The 2KCUP series prompted vigorous wagging of tongues when it was launched in 2013. It is a class based on one central premise: to give people the opportunity to be involved in motorsport for little more than the price of a hot cup of coffee in Ponsonby. It’s no surprise that the series has taken off, after all, if there are two things Kiwi racers love, it’s the thrill of a good old-fashioned challenge, coupled with the thrill of frugality.

To be competitive, you need a car that is fast, safe, simple, and above all else, reliable. This meant that light and nimble Japanese coupés were the dominant force, mainly comprising various iterations of the Toyota Levin and Honda Integra. While the quickest AE110 Levin’s 4A-GE power plant was only good enough for 84kW against the 127kW that the B18C-equipped Integras were making, the Levin was a much lighter car — weighing in at less than a tonne versus the 1.17 tonnes of the Integra.

Other teams went for a more utilitarian look, fielding four-door family sedans. One of these teams, clearly men after my own heart, decked out two of their Nissans in retro motorsport liveries. Their Bluebird SSS sported factory colours made famous by the likes of George Fury during the Group C touring car era, while their fractionally newer Primera donned a livery formerly worn by Nissan’s factory British Touring Car Championship outfit in the late ’90s.

Finally, you had the team who used a Renault Megane. They, and their ubiquitously French car, won my award for ‘Most Irrational Car Choice.’ Admittedly, while it was out there it was rather quick.

The race didn’t start in a normal fashion (not that we expected anything less), instead kicking off with a traditional Le Mans–style start — although I suspect they didn’t have cross-dressers at Le Mans. In damp conditions, it was ‘Racing Ray’ Williams — famous for his will to race in anything with four wheels — who snatched the initial lead. Despite a drive-through penalty for speeding in pit lane, he and his silver Integra held the lead for the duration of the opening stint until they surrendered it at the first cycle of pit stops.

What surprised me was how incident-free the race was. After a few dozen spins in the moist first hour (one particular Integra coming over to say hello to me at the armco), things normalized and a genuinely interesting race ensued.

By the end, it was a two-horse race for the win between the twin AE110 Levins driven by Mark Mallard and Jason Quayle. In a dramatic twist, engine issues that Mallard had been battling in the final 30 minutes proved crucial, and Quayle took the lead and the win with a mere two laps remaining while the pair ducked through the twilight traffic.

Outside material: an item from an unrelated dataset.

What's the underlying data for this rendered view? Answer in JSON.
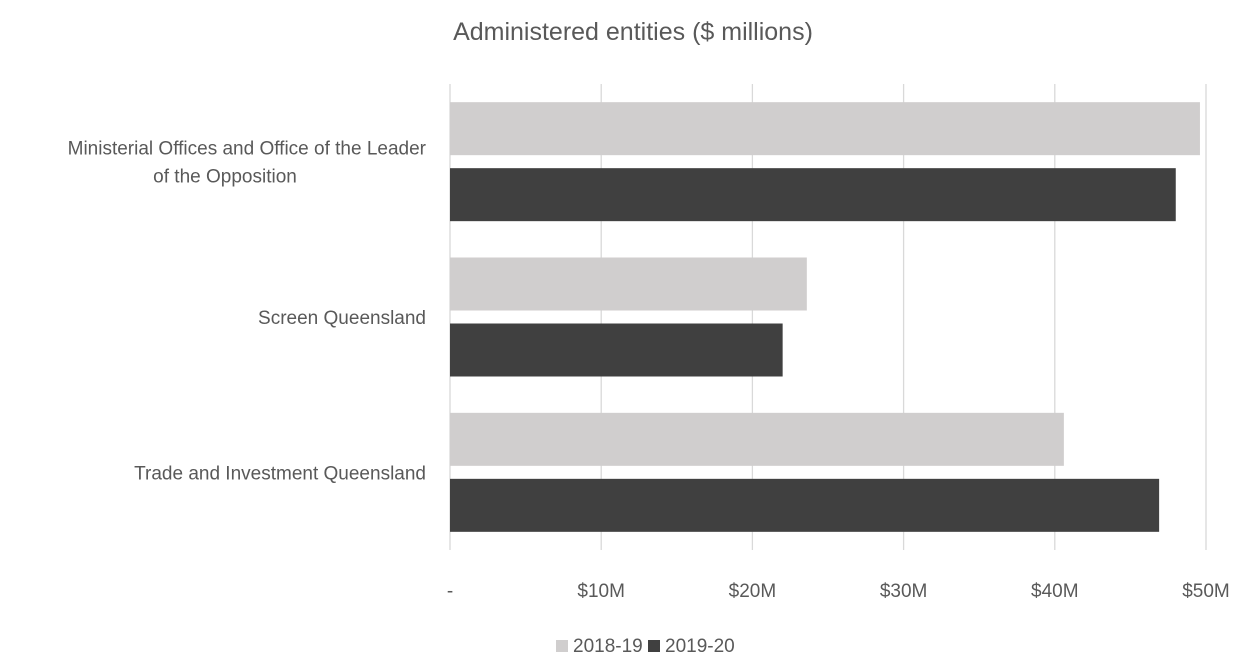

Almost seven hours after the first green flag had been thrown, an incredibly impressive 17 out of 18 teams had made it to the finish. It’s ironic that in a class based around cars most people would put out to pasture, that they were the stars of the show. Slouched in pit lane, layered with war wounds, carbon dust, and oil stains, you had to tip your hat to them for going the distance when many of them simply had no right to.